People who buy a sponsorship in person can release a fish with buckets and/or nets. Each sturgeon will be tagged with a microchip so that it can be permanently identified, according to Kent Bekker, the zoo’s conservation and research director.

The event is 10 a.m. to 2 p.m. Saturday, October 6, at the city’s Toledo Boat Launch.

Earlier this year, Ohio became the third state in the nation to build a streamside sturgeon rearing facility. The earlier efforts by Wisconsin and Michigan populated the tributaries of Lake Michigan and Lake Superior with sturgeon.

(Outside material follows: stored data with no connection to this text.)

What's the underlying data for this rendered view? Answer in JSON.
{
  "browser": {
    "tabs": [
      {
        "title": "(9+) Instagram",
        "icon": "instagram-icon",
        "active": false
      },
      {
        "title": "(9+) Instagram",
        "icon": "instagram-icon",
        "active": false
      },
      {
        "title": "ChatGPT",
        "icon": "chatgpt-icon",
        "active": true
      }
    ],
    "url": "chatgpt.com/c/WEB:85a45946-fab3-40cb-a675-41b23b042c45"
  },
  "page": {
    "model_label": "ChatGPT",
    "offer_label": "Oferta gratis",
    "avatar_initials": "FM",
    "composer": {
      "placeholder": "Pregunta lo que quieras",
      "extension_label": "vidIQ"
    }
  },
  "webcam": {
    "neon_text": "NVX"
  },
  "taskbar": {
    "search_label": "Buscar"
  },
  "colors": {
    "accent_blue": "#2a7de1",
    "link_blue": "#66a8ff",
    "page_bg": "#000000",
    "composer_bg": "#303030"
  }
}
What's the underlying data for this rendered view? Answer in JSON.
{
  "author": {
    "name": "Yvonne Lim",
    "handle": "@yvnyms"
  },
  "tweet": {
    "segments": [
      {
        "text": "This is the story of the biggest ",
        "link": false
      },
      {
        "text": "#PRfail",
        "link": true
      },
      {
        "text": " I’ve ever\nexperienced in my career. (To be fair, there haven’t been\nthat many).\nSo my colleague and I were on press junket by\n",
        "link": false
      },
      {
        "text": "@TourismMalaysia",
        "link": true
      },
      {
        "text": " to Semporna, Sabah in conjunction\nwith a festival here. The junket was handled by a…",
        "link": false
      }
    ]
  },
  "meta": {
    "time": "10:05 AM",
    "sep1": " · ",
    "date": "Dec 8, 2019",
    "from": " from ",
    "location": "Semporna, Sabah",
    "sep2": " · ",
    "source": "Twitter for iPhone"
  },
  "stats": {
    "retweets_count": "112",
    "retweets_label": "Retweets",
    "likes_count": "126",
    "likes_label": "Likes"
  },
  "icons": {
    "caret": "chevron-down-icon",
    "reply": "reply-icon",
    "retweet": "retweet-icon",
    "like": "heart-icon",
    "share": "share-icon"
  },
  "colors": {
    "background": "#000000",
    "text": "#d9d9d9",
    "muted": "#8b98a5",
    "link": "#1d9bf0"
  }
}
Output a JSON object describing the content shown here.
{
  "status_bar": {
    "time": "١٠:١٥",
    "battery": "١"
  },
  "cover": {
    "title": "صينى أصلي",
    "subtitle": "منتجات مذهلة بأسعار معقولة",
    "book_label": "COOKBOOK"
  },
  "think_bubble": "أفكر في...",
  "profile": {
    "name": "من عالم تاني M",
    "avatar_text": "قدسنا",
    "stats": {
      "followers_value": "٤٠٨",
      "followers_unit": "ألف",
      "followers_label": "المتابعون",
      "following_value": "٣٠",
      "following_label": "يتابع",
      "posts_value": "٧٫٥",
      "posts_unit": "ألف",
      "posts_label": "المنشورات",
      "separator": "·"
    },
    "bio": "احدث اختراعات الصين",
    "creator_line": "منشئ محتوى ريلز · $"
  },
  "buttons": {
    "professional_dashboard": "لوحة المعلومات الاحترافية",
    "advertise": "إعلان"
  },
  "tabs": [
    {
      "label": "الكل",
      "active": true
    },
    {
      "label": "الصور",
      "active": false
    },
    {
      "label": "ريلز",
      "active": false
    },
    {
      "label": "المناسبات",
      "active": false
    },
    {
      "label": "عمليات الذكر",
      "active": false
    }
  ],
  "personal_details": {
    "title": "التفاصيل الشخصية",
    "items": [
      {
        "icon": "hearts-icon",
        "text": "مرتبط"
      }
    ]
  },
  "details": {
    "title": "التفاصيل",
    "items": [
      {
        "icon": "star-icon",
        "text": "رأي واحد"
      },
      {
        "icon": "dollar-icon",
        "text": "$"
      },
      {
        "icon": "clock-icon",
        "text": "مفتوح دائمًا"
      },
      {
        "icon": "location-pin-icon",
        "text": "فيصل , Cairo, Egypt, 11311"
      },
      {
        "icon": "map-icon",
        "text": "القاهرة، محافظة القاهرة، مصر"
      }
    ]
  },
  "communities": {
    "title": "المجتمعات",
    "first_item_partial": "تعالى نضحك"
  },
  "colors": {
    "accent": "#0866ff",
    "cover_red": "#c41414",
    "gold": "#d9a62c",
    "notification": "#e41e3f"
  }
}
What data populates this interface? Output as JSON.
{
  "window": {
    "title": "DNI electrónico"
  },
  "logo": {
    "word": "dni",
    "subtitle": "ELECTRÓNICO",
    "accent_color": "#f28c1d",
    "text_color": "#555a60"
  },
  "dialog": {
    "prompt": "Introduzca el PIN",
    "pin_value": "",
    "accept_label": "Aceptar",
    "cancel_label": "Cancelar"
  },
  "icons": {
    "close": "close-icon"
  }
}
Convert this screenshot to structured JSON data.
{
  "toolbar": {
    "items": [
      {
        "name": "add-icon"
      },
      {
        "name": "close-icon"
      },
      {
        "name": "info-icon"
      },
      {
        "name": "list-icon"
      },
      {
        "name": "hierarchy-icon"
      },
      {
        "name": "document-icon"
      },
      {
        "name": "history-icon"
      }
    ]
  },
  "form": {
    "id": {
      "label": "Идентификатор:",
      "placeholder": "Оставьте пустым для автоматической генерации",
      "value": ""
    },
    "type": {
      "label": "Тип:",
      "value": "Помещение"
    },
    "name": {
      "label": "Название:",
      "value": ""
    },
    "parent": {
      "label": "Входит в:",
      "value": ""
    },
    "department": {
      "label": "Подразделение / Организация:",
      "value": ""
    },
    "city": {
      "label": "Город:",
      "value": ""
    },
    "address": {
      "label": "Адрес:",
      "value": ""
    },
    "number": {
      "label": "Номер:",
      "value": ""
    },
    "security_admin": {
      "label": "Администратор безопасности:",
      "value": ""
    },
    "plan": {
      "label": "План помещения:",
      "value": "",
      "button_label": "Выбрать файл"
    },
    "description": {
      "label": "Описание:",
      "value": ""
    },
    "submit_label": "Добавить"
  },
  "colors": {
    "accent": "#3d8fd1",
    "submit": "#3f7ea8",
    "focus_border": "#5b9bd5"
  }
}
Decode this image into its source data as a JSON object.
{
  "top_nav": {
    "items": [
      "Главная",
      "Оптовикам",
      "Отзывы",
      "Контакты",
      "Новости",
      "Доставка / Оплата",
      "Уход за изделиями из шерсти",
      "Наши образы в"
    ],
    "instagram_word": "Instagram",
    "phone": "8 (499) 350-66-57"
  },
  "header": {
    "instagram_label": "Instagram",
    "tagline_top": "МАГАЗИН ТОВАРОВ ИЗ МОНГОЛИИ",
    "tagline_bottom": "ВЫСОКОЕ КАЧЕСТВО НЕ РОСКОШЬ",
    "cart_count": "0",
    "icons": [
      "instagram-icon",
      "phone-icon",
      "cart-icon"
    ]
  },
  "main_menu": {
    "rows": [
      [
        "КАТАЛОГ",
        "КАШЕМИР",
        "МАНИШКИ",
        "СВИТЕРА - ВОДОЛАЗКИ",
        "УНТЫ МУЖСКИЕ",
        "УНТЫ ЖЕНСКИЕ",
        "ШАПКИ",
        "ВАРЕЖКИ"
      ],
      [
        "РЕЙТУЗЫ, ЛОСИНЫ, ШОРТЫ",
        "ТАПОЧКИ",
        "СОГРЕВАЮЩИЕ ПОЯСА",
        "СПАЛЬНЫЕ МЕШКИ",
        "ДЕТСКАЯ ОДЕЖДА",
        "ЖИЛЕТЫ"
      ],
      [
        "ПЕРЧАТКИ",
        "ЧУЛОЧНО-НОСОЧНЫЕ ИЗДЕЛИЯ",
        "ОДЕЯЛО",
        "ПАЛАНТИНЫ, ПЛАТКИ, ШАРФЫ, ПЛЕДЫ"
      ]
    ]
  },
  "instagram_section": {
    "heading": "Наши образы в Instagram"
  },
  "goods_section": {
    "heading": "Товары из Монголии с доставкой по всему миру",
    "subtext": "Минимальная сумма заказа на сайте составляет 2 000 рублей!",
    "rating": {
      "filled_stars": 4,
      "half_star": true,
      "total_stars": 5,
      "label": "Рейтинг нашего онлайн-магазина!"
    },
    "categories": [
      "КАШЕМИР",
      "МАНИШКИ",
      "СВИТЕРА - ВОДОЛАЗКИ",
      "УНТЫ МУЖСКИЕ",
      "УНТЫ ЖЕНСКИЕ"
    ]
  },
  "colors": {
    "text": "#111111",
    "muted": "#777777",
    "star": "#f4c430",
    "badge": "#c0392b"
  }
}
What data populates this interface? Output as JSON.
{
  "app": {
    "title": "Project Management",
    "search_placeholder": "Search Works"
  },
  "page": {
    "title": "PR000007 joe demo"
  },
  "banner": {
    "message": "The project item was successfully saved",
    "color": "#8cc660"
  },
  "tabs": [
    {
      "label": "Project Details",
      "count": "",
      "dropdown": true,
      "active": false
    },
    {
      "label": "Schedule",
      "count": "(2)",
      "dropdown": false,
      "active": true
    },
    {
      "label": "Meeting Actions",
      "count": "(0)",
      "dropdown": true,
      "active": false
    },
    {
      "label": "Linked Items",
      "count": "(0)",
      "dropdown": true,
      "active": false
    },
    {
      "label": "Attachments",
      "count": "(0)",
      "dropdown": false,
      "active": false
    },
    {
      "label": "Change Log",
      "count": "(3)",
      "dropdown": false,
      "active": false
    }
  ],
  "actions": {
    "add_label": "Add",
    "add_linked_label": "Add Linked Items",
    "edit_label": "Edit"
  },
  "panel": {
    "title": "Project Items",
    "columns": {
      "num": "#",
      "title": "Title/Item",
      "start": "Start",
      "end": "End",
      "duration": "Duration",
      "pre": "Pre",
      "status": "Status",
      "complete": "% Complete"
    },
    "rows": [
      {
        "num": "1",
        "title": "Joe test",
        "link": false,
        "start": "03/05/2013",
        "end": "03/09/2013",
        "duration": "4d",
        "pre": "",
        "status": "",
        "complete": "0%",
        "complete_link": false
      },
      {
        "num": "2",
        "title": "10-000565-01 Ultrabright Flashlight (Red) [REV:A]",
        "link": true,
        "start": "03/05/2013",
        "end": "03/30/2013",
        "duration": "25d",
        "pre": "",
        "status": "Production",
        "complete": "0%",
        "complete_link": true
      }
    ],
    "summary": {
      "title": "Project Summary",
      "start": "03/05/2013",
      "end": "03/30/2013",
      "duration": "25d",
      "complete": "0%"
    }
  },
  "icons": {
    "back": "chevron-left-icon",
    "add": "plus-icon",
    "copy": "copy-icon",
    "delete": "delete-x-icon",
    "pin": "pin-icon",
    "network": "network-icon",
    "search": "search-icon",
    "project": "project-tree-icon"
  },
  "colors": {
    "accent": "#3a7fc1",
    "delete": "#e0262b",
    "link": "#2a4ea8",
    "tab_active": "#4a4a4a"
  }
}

The Toledo Zoo’s efforts are the first to focus on the Maumee River and Lake Erie, Bekker said.

The facility was funded by the Great Lakes Fish and Wildlife Restoration Act Grants Program and the U.S. Fish and Wildlife Service, Bekker said.

Funding from the sponsorships will be used to maintain the rearing facility.

The Fish and Wildlife Service collected about 600 eggs from the St. Clair River and brought them to the facility to be raised into fish. The remaining 2,400 fish were raised at a U.S. Fish and Wildlife Service hatchery in Genoa, Wisconsin.

By rearing them at a young age in the river, the fish will be able to use their homing ability to return and spawn when they reach adulthood, zoo officials said.

Lake sturgeon were abundant in the Great Lakes until the early 20th century, when overfishing, habitat destruction, and pollution brought the population numbers in the Maumee River to zero according to the Fish and Wildlife Service.

Ohio has no reproducing populations. The fish can live to more than 150 years and played a key role in the Great Lakes ecosystem historically, acting as a bottom-feeder. Their eggs and young become food for other species. Lake sturgeon remain protected in all eight Great Lakes states and Ontario.